Iniziativa

Un abbraccio per Besana: serata per ricordare e ripartire

L’appuntamento è per domenica 30 agosto. Il nostro giornale è media partner dell’evento

Un abbraccio per Besana: serata per ricordare e ripartire
Caratese, 07 Agosto 2020 ore 17:03

Tra i tanti sacrifici che l’emergenza sanitaria ci ha imposto c’è sicuramente il temporaneo addio agli abbracci. E’ così che ora che il coronavirus sembra aver mollato la presa,Besana vuole donarne uno grande, collettivo, a tutti besanesi. A partire da quelli che il maledetto virus si è portato via.

Un abbraccio per Besana

Si intitola «Un abbraccio per Besana» la serata in ricordo delle vittime del Covid-19 ed insieme di augurio di ripartenza organizzata da Comune e Associazione Musicale Santa Cecilia per domenica 30 agosto. Un evento che il Giornale di Carate  ha deciso di sostenere come media partner.
Sarà piazza Eugenio Corti ad ospitare l’evento. Si partirà alle 21 con un minuto di silenzio dedicato alle vittime besanesi della pandemia per continuare con la prima parte del concerto della banda diretta dal maestro Armando Saldarini. Sarà un crescendo fino al momento centrale, durante il quale, sul sagrato della Basilica romana minore, verrà rispolverata una tradizione finita nel cassetto da oltre dieci anni. Quella dell’Albo d’Onore del Comune, il registro della memoria storica della comunità istituito nel 1997 dall’allora sindaco Antonio Mauri. «Fermo» dal 2007, vedrà le sue pagine tornare a vivere con l’iscrizione di tredici tra persone ed associazioni che si sono particolarmente distinte negli ultimi mesi, offrendo il loro tempo e le loro energie per aiutare chi si è trovato in difficoltà, mettendo in secondo piano se stessi a favore del prossimo. A quattro di loro, inoltre, sarà consegnato anche il «Gariberto da Besana», la massima onorificenza cittadina che l’ex primo cittadino Giuseppe Crippa volle per la prima volta nel 1969, in occasione del primo centenario di fondazione del Comune.
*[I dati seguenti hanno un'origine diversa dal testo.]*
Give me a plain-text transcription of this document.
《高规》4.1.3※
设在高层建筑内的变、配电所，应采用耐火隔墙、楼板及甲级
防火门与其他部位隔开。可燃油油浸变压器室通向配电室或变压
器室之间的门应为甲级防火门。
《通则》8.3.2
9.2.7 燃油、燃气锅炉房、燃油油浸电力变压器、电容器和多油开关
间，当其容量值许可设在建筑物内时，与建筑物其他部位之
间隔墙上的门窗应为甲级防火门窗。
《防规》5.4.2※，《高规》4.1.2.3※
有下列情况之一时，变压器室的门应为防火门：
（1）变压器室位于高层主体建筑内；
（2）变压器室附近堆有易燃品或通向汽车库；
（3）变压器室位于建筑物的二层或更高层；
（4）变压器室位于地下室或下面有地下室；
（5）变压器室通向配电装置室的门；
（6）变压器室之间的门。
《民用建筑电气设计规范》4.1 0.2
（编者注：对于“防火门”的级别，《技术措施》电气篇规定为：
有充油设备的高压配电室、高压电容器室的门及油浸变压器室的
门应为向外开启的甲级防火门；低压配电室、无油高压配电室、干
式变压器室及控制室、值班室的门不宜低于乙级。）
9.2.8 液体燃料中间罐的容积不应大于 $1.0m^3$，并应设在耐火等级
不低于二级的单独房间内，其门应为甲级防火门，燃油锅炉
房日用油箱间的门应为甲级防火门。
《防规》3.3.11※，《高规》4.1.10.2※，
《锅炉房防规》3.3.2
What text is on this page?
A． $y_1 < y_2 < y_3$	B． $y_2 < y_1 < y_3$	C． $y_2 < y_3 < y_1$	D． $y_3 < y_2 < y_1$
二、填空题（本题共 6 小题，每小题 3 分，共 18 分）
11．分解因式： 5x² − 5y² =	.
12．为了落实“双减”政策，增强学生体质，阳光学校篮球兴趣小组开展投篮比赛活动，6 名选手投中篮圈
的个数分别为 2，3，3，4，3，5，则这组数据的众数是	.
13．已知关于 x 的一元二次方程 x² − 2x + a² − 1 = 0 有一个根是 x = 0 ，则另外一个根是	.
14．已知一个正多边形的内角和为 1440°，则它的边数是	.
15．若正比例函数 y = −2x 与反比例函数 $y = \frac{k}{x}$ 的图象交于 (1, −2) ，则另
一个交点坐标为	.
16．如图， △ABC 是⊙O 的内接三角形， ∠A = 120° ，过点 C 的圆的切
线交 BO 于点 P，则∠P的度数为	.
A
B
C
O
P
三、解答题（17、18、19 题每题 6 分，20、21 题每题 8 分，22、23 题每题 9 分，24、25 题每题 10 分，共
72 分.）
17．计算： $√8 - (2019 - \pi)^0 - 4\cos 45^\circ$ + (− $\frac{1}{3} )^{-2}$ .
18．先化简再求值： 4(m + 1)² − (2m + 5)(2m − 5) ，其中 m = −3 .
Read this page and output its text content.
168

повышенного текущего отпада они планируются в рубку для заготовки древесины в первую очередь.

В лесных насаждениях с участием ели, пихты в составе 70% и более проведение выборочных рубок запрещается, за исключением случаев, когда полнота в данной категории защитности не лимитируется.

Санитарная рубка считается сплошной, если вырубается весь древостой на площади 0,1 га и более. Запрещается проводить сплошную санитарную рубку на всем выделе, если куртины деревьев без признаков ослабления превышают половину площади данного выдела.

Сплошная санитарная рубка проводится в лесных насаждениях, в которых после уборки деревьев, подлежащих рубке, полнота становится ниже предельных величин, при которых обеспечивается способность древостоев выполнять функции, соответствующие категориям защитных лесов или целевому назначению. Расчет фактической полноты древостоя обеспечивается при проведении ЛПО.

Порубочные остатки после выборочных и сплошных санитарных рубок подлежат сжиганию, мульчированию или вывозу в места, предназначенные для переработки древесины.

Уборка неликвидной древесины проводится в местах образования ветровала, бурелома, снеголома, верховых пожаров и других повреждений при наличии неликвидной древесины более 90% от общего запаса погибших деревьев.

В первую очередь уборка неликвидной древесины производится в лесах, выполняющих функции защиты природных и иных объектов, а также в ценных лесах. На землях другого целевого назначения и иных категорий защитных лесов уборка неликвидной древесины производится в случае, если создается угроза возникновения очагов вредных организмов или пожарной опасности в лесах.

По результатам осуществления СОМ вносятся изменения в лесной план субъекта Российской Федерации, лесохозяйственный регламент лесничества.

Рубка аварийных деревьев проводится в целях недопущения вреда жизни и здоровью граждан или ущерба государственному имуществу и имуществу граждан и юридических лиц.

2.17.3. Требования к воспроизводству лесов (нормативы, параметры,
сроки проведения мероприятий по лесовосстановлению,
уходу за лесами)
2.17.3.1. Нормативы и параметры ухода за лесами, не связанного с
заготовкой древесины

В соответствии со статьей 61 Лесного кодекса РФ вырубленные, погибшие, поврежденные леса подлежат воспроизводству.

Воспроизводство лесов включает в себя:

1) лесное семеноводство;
Cinquant’anni fa l’artista Giovanna Cirinnà modellò a mano dodici statue, otto delle quali sono state consegnate in mezzo secolo; in villa Borella ne sono rimaste quattro che il 30 agosto troveranno una nuova casa.

Ricordare e ricominciare

«Ricorderemo chi non è più con noi e ringrazieremo tutti coloro che hanno sostenuto la nostra città in questi ultimi, difficilissimi mesi – ha spiegato il sindaco di Besana Emanuele Pozzoli – Torneremo inoltre a stare insieme, in sicurezza, per ricominciare, anche se in modo nuovo e diverso da prima. Non dimentichiamoci di quello che è successo ma ricominciamo a vivere, con responsabilità».
L’idea di reintrodurre la cerimonia di consegna delle onorificenze cittadine frullava già nella testa di Pozzoli dalla campagna elettorale. Una all’anno, ma il Covid-19 ha rivoluzionato tutti i piani.
«Abbiamo così deciso di conferire in una sola volta tutti e quattro i “Gariberto da Besana” rimasti perchè quello che abbiamo vissuto è stato qualcosa di assolutamente fuori dal normale, che speriamo non si ripeta. Le persone e le associazioni da ringraziare sarebbero davvero tante, compresi i benefattori che ci hanno offerto un aiuto indispensabile preferendo rimanere anonimi».